「海街diary」(是枝裕和監督)

          


 待ちに待った吉田秋生原作漫画の映画化「海街diary」です。

 第1話「蝉時雨のやむ頃」が大好きで思い入れも強く、期待外れに終わるのが怖かったのですが、想像以上に素晴らしい出来でした。さすが是枝監督。しっとり堪能できました。ずっとバタバタ忙しくて、ブログを更新する意欲が減退していたのですが、これは記録を残さざるを得ません。

 冒頭の電車のシーン。やっぱり感動です。このシーンを観るために来週もう一度観に行く気満々です。

 三女役の夏帆、(異母妹)四女役の広瀬すずがよかったです。そして三女の彼氏の店長がコミカルで最高。樹木希林、大竹しのぶも存在感抜群でした。

 長女役の綾瀬はるか、次女役の長澤まさみもイメージよりはハマっていました。原作ではこの姉妹は表情抑えて多くを語るのが特徴だと思うのですが、表情たっぷりに語るシーンが多いのは少し違いを感じたところです。
 自分にも他人にも厳しく潔癖だけど、憎む父親と同じように不倫している長女の複雑さ、血の宿命。それでも、だらしない母親のようには家族より自分を優先させない。綾瀬はるかはちょっとスマートすぎたと思いますが、よくやったと思います。

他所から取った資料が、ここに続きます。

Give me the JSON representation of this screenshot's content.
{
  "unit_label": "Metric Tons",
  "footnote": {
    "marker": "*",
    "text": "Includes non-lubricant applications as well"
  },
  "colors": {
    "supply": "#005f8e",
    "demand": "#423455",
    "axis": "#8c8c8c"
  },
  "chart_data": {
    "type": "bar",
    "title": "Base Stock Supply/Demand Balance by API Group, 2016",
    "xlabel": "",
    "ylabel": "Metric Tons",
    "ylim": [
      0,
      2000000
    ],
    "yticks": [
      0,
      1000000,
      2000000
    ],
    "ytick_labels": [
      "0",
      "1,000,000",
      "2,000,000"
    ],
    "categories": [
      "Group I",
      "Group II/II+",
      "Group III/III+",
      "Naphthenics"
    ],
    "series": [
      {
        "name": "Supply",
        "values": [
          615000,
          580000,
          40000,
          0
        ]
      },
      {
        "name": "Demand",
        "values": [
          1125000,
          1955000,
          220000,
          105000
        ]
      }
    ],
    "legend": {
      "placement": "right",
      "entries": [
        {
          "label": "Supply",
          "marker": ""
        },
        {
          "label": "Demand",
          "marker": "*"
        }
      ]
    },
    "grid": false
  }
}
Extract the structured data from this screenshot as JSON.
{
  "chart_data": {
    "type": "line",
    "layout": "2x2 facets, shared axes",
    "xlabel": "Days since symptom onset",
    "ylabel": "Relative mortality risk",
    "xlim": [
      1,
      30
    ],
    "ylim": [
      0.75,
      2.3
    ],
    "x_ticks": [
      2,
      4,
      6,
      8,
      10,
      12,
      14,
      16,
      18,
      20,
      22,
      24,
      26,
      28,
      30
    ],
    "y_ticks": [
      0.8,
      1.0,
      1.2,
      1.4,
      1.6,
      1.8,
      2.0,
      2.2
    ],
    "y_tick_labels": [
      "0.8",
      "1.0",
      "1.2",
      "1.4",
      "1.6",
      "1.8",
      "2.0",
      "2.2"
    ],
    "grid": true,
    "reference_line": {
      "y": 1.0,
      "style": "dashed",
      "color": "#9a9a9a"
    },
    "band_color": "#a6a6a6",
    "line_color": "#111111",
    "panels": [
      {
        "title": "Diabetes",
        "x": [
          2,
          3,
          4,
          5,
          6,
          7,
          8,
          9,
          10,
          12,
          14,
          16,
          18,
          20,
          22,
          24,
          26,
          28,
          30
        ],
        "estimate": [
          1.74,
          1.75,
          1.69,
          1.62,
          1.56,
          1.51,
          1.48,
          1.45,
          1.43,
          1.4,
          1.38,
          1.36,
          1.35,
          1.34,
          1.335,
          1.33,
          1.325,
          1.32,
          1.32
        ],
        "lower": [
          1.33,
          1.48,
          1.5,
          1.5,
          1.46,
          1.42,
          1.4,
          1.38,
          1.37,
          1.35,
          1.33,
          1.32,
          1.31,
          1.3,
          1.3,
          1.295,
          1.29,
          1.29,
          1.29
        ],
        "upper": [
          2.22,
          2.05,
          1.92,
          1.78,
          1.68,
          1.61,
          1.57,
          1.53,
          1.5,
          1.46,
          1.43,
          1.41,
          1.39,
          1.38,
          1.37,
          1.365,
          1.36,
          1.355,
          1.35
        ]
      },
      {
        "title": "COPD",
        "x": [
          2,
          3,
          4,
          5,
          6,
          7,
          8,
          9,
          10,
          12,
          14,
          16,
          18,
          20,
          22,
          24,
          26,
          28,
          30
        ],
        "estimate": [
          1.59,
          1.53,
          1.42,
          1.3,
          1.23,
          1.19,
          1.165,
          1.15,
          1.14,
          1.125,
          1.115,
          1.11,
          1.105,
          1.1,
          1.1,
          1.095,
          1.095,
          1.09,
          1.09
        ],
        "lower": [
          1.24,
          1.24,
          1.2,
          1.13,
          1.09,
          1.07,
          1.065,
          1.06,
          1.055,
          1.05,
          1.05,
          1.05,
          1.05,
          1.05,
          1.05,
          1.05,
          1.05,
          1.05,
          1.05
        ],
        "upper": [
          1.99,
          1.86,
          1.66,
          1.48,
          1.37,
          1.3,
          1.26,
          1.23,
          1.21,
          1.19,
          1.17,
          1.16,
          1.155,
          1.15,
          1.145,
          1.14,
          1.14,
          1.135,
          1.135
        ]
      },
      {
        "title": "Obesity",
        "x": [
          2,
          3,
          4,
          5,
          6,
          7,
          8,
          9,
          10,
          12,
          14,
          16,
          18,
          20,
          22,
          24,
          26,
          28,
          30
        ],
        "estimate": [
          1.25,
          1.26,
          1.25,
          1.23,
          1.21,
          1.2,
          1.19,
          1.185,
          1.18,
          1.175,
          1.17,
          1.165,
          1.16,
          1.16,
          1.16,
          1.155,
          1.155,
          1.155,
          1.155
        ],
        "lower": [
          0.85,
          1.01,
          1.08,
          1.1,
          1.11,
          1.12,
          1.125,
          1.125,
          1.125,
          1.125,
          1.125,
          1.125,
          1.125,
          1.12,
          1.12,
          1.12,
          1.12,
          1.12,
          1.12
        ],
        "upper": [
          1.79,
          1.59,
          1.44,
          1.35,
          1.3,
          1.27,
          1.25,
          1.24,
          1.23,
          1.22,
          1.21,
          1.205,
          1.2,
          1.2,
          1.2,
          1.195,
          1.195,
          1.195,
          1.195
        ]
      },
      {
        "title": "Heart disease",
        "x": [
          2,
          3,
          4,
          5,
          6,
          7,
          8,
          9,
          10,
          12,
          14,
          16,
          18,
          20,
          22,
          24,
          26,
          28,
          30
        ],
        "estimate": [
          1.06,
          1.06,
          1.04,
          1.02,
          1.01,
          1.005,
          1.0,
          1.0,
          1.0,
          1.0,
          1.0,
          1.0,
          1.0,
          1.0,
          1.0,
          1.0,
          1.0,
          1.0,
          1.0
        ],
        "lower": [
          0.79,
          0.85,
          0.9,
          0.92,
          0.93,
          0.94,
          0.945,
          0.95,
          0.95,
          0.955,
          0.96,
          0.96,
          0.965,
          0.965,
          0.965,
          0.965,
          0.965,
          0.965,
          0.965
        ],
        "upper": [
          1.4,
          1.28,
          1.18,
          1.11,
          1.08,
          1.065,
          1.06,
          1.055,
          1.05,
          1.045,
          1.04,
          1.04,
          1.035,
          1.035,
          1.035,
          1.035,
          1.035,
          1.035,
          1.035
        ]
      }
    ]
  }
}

 全体的には鎌倉を舞台にした古風な映像が素晴らしく、日本の伝統的な音にも溢れて、心が洗われるようでした。映画版オリジナルの家庭での食の記憶に関するエピソード満載なのも楽しめました。匂いの記憶、四季の移ろいも含めて日本の伝統美てんこ盛りです。久々に映画を観て幸せな気分に浸れました。

 脚本は、情緒的な漫画を映画向けに、控えめながらも骨格を再構築しています。改めてこの原作の根底にあるテーマを理解することができました。一体どういう風に終わらせるんだろうと考えながら観ていましたが、原作にはないラストシーンのセリフには泣けました。

 最近の映画では、「バードマン」(2回観ました)、「セッション」(戦慄の問題作)も良かったですが、やっぱりこういういい日本映画を観たいです。